Maestro, in queste numerose edizioni del festival ha conquistato l'affetto del pubblico, senza neppure pronunciare una parola. Come si spiega questo forte legame empatico tanto da scaturire l'onda emotiva della rete per la sua mancata partecipazione a questo Sanremo?
Sono contento che esista un rapporto empatico con chi mi ascolta o con chi mi guarda. Le persone, se non hanno obiettivi diversi da quelli che mostrano, se sono coerenti con loro stessi, mettono tranquillità e non c'è nulla da temere. Quel che voglio fare è evidente e quel che mi propongo di ottenere è altrettanto eloquente. Ecco, penso che questo metta tutti in una situazione di tranquillità, un po' come le piante nel momento in cui trovano musica armonico-naturale.
Si riferisce al fenomeno oggetto del suo libro.
Sapevo già di risultati simili. In Wisconsin le mucche producono più latte ascoltando Mozart.

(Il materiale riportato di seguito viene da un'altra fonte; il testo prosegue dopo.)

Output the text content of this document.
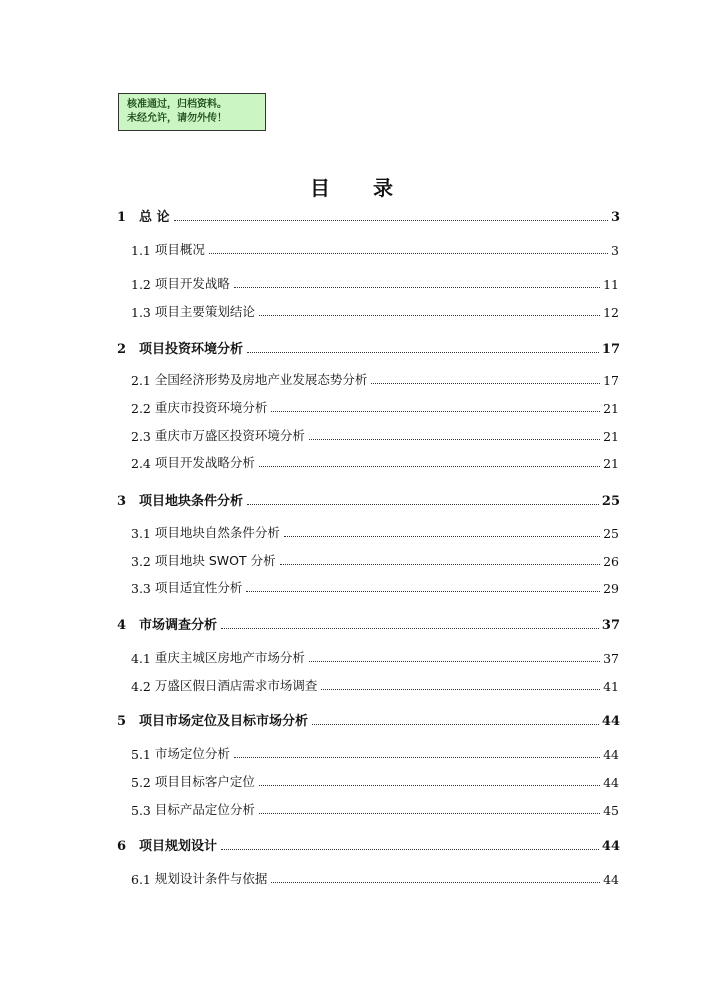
核准通过，归档资料。
未经允许，请勿外传！
目 录
1 总 论	3
1.1 项目概况	3
1.2 项目开发战略	11
1.3 项目主要策划结论	12
2 项目投资环境分析	17
2.1 全国经济形势及房地产业发展态势分析	17
2.2 重庆市投资环境分析	21
2.3 重庆市万盛区投资环境分析	21
2.4 项目开发战略分析	21
3 项目地块条件分析	25
3.1 项目地块自然条件分析	25
3.2 项目地块 SWOT 分析	26
3.3 项目适宜性分析	29
4 市场调查分析	37
4.1 重庆主城区房地产市场分析	37
4.2 万盛区假日酒店需求市场调查	41
5 项目市场定位及目标市场分析	44
5.1 市场定位分析	44
5.2 项目目标客户定位	44
5.3 目标产品定位分析	45
6 项目规划设计	44
6.1 规划设计条件与依据	44
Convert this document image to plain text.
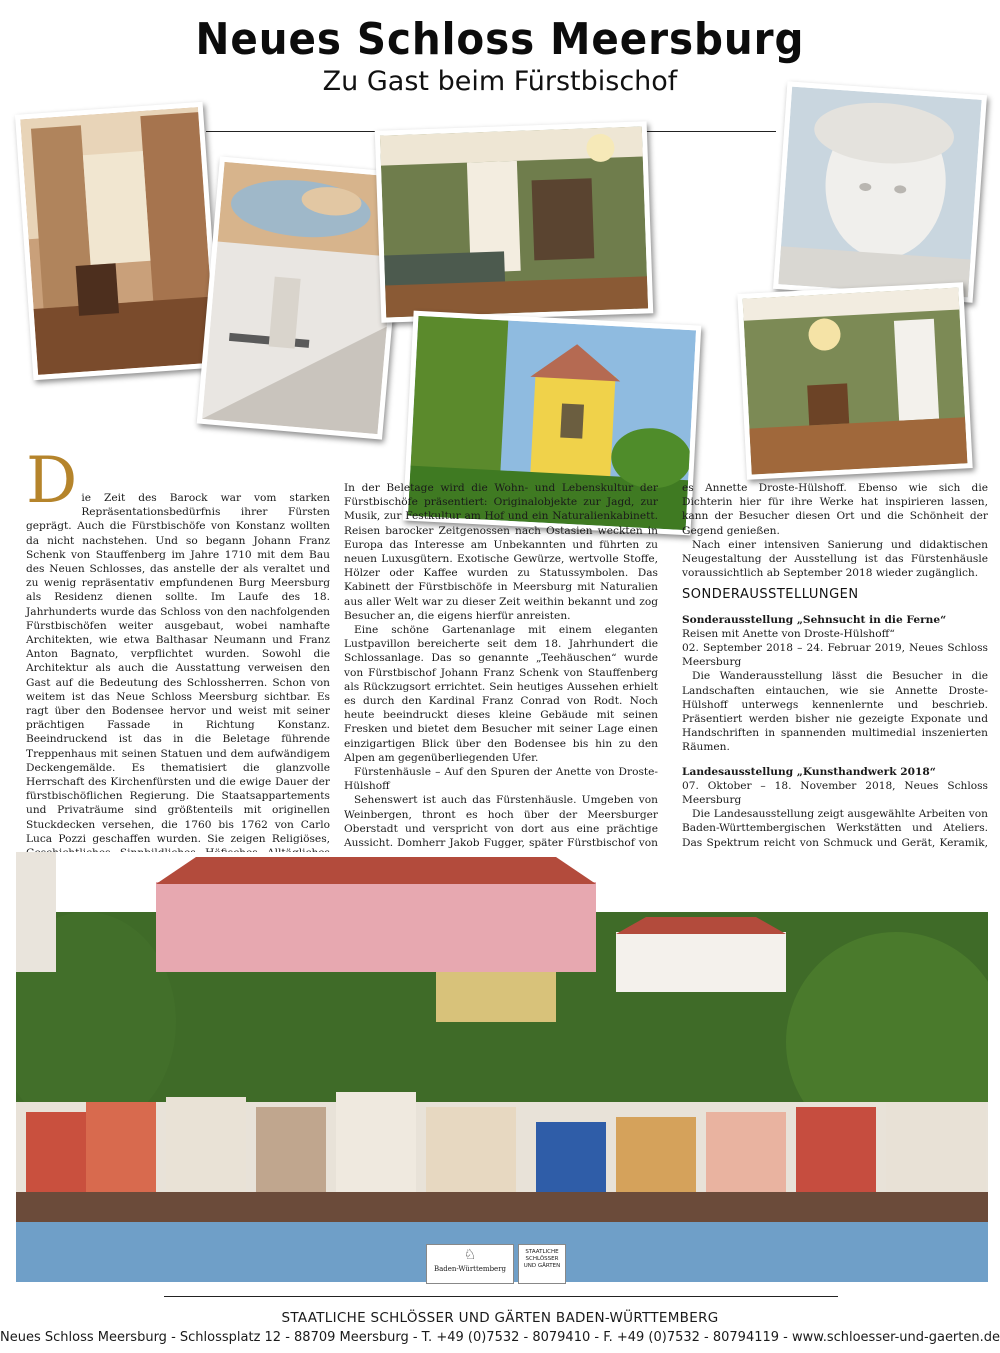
Neues Schloss Meersburg
Zu Gast beim Fürstbischof

Die Zeit des Barock war vom starken Repräsentationsbedürfnis ihrer Fürsten geprägt. Auch die Fürstbischöfe von Konstanz wollten da nicht nachstehen. Und so begann Johann Franz Schenk von Stauffenberg im Jahre 1710 mit dem Bau des Neuen Schlosses, das anstelle der als veraltet und zu wenig repräsentativ empfundenen Burg Meersburg als Residenz dienen sollte. Im Laufe des 18. Jahrhunderts wurde das Schloss von den nachfolgenden Fürstbischöfen weiter ausgebaut, wobei namhafte Architekten, wie etwa Balthasar Neumann und Franz Anton Bagnato, verpflichtet wurden. Sowohl die Architektur als auch die Ausstattung verweisen den Gast auf die Bedeutung des Schlossherren. Schon von weitem ist das Neue Schloss Meersburg sichtbar. Es ragt über den Bodensee hervor und weist mit seiner prächtigen Fassade in Richtung Konstanz. Beeindruckend ist das in die Beletage führende Treppenhaus mit seinen Statuen und dem aufwändigem Deckengemälde. Es thematisiert die glanzvolle Herrschaft des Kirchenfürsten und die ewige Dauer der fürstbischöflichen Regierung. Die Staatsappartements und Privaträume sind größtenteils mit originellen Stuckdecken versehen, die 1760 bis 1762 von Carlo Luca Pozzi geschaffen wurden. Sie zeigen Religiöses,

In der Beletage wird die Wohn- und Lebenskultur der Fürstbischöfe präsentiert: Originalobjekte zur Jagd, zur Musik, zur Festkultur am Hof und ein Naturalienkabinett. Reisen barocker Zeitgenossen nach Ostasien weckten in Europa das Interesse am Unbekannten und führten zu neuen Luxusgütern. Exotische Gewürze, wertvolle Stoffe, Hölzer oder Kaffee wurden zu Statussymbolen. Das Kabinett der Fürstbischöfe in Meersburg mit Naturalien aus aller Welt war zu dieser Zeit weithin bekannt und zog Besucher an, die eigens hierfür anreisten.

Eine schöne Gartenanlage mit einem eleganten Lustpavillon bereicherte seit dem 18. Jahrhundert die Schlossanlage. Das so genannte „Teehäuschen“ wurde von Fürstbischof Johann Franz Schenk von Stauffenberg als Rückzugsort errichtet. Sein heutiges Aussehen erhielt es durch den Kardinal Franz Conrad von Rodt. Noch heute beeindruckt dieses kleine Gebäude mit seinen Fresken und bietet dem Besucher mit seiner Lage einen einzigartigen Blick über den Bodensee bis hin zu den Alpen am gegenüberliegenden Ufer.

Fürstenhäusle – Auf den Spuren der Anette von Droste-Hülshoff

Sehenswert ist auch das Fürstenhäusle. Umgeben von Weinbergen, thront es hoch über der Meersburger Oberstadt und verspricht von dort aus eine prächtige Aussicht. Domherr Jakob Fugger, später Fürstbischof von

es Annette Droste-Hülshoff. Ebenso wie sich die Dichterin hier für ihre Werke hat inspirieren lassen, kann der Besucher diesen Ort und die Schönheit der Gegend genießen.

Nach einer intensiven Sanierung und didaktischen Neugestaltung der Ausstellung ist das Fürstenhäusle voraussichtlich ab September 2018 wieder zugänglich.

SONDERAUSSTELLUNGEN

Sonderausstellung „Sehnsucht in die Ferne“

Reisen mit Anette von Droste-Hülshoff“

02. September 2018 – 24. Februar 2019, Neues Schloss Meersburg

Die Wanderausstellung lässt die Besucher in die Landschaften eintauchen, wie sie Annette Droste-Hülshoff unterwegs kennenlernte und beschrieb. Präsentiert werden bisher nie gezeigte Exponate und Handschriften in spannenden multimedial inszenierten Räumen.

Landesausstellung „Kunsthandwerk 2018“

07. Oktober – 18. November 2018, Neues Schloss Meersburg

Die Landesausstellung zeigt ausgewählte Arbeiten von Baden-Württembergischen Werkstätten und Ateliers. Das Spektrum reicht von Schmuck und Gerät, Keramik,

♘
Baden-Württemberg
STAATLICHE
SCHLÖSSER
UND GÄRTEN
STAATLICHE SCHLÖSSER UND GÄRTEN BADEN-WÜRTTEMBERG
Neues Schloss Meersburg - Schlossplatz 12 - 88709 Meersburg - T. +49 (0)7532 - 8079410 - F. +49 (0)7532 - 80794119 - www.schloesser-und-gaerten.de
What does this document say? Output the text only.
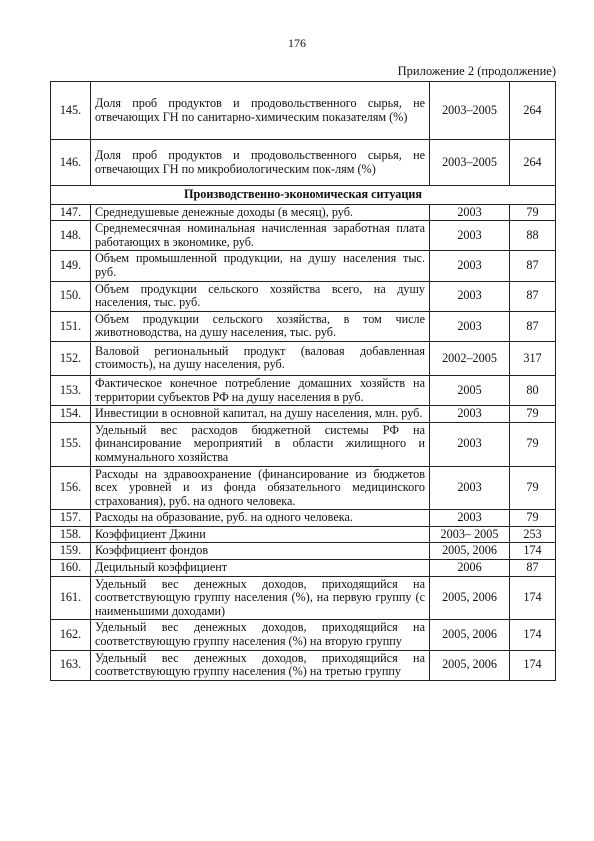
176
Приложение 2 (продолжение)
145.	Доля проб продуктов и продовольственного сырья, не отвечающих ГН по санитарно-химическим показателям (%)	2003–2005	264
146.	Доля проб продуктов и продовольственного сырья, не отвечающих ГН по микробиологическим пок-лям (%)	2003–2005	264
Производственно-экономическая ситуация			
147.	Среднедушевые денежные доходы (в месяц), руб.	2003	79
148.	Среднемесячная номинальная начисленная заработная плата работающих в экономике, руб.	2003	88
149.	Объем промышленной продукции, на душу населения тыс. руб.	2003	87
150.	Объем продукции сельского хозяйства всего, на душу населения, тыс. руб.	2003	87
151.	Объем продукции сельского хозяйства, в том числе животноводства, на душу населения, тыс. руб.	2003	87
152.	Валовой региональный продукт (валовая добавленная стоимость), на душу населения, руб.	2002–2005	317
153.	Фактическое конечное потребление домашних хозяйств на территории субъектов РФ на душу населения в руб.	2005	80
154.	Инвестиции в основной капитал, на душу населения, млн. руб.	2003	79
155.	Удельный вес расходов бюджетной системы РФ на финансирование мероприятий в области жилищного и коммунального хозяйства	2003	79
156.	Расходы на здравоохранение (финансирование из бюджетов всех уровней и из фонда обязательного медицинского страхования), руб. на одного человека.	2003	79
157.	Расходы на образование, руб. на одного человека.	2003	79
158.	Коэффициент Джини	2003– 2005	253
159.	Коэффициент фондов	2005, 2006	174
160.	Децильный коэффициент	2006	87
161.	Удельный вес денежных доходов, приходящийся на соответствующую группу населения (%), на первую группу (с наименьшими доходами)	2005, 2006	174
162.	Удельный вес денежных доходов, приходящийся на соответствующую группу населения (%) на вторую группу	2005, 2006	174
163.	Удельный вес денежных доходов, приходящийся на соответствующую группу населения (%) на третью группу	2005, 2006	174
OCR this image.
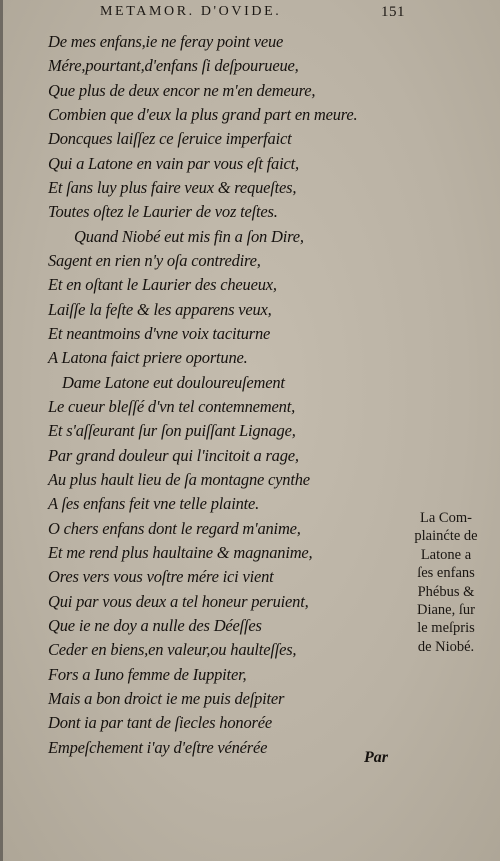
METAMOR. D'OVIDE.	151
De mes enfans,ie ne feray point veue
Mére,pourtant,d'enfans ſi deſpourueue,
Que plus de deux encor ne m'en demeure,
Combien que d'eux la plus grand part en meure.
Doncques laiſſez ce ſeruice imperfaict
Qui a Latone en vain par vous eſt faict,
Et ſans luy plus faire veux & requeſtes,
Toutes oſtez le Laurier de voz teſtes.
Quand Niobé eut mis fin a ſon Dire,
Sagent en rien n'y oſa contredire,
Et en oſtant le Laurier des cheueux,
Laiſſe la feſte & les apparens veux,
Et neantmoins d'vne voix taciturne
A Latona faict priere oportune.
Dame Latone eut douloureuſement
Le cueur bleſſé d'vn tel contemnement,
Et s'aſſeurant ſur ſon puiſſant Lignage,
Par grand douleur qui l'incitoit a rage,
Au plus hault lieu de ſa montagne cynthe
A ſes enfans feit vne telle plainte.
O chers enfans dont le regard m'anime,
Et me rend plus haultaine & magnanime,
Ores vers vous voſtre mére ici vient
Qui par vous deux a tel honeur peruient,
Que ie ne doy a nulle des Déeſſes
Ceder en biens,en valeur,ou haulteſſes,
Fors a Iuno femme de Iuppiter,
Mais a bon droict ie me puis deſpiter
Dont ia par tant de ſiecles honorée
Empeſchement i'ay d'eſtre vénérée
La Com-
plainćte de
Latone a
ſes enfans
Phébus &
Diane, ſur
le meſpris
de Niobé.
Par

Nei vegetali lo stesso Mozart continuava a riprodurre questo risultato, così ho cominciato a studiare per comprendere quale fosse la differenza con gli altri autori di musica classica che non davano lo stesso risultato. Ho scoperto un meccanismo sulla condotta fra le parti e ho capito che, seppure musica diversa, in Shostakovich e in altri del Novecento come Béla Bartók, esistevano le stesse capacità di rapporto con la natura. A questo punto, evviva la musica! Adesso ho intenzione di trovare nel mondo della musica pop qualcosa che dimostri come il fenomeno non riguardi solo la musica classica: è un meccanismo insito nella composizione.
Devo dire che ha sorpreso tutti con la comparsa in uno spot di Netflix per la fortunata serie statunitense Stranger Things. A cosa si deve questa inattesa ma gradevole partecipazione?
È stata Netflix a propormi questa cosa. Abbiamo trovato un punto d'accordo su un obiettivo comune che non mi va di dichiarare. Posso dire che si tratta di una collaborazione per sostenere importanti cause sociali, ma che saranno rese note in seguito.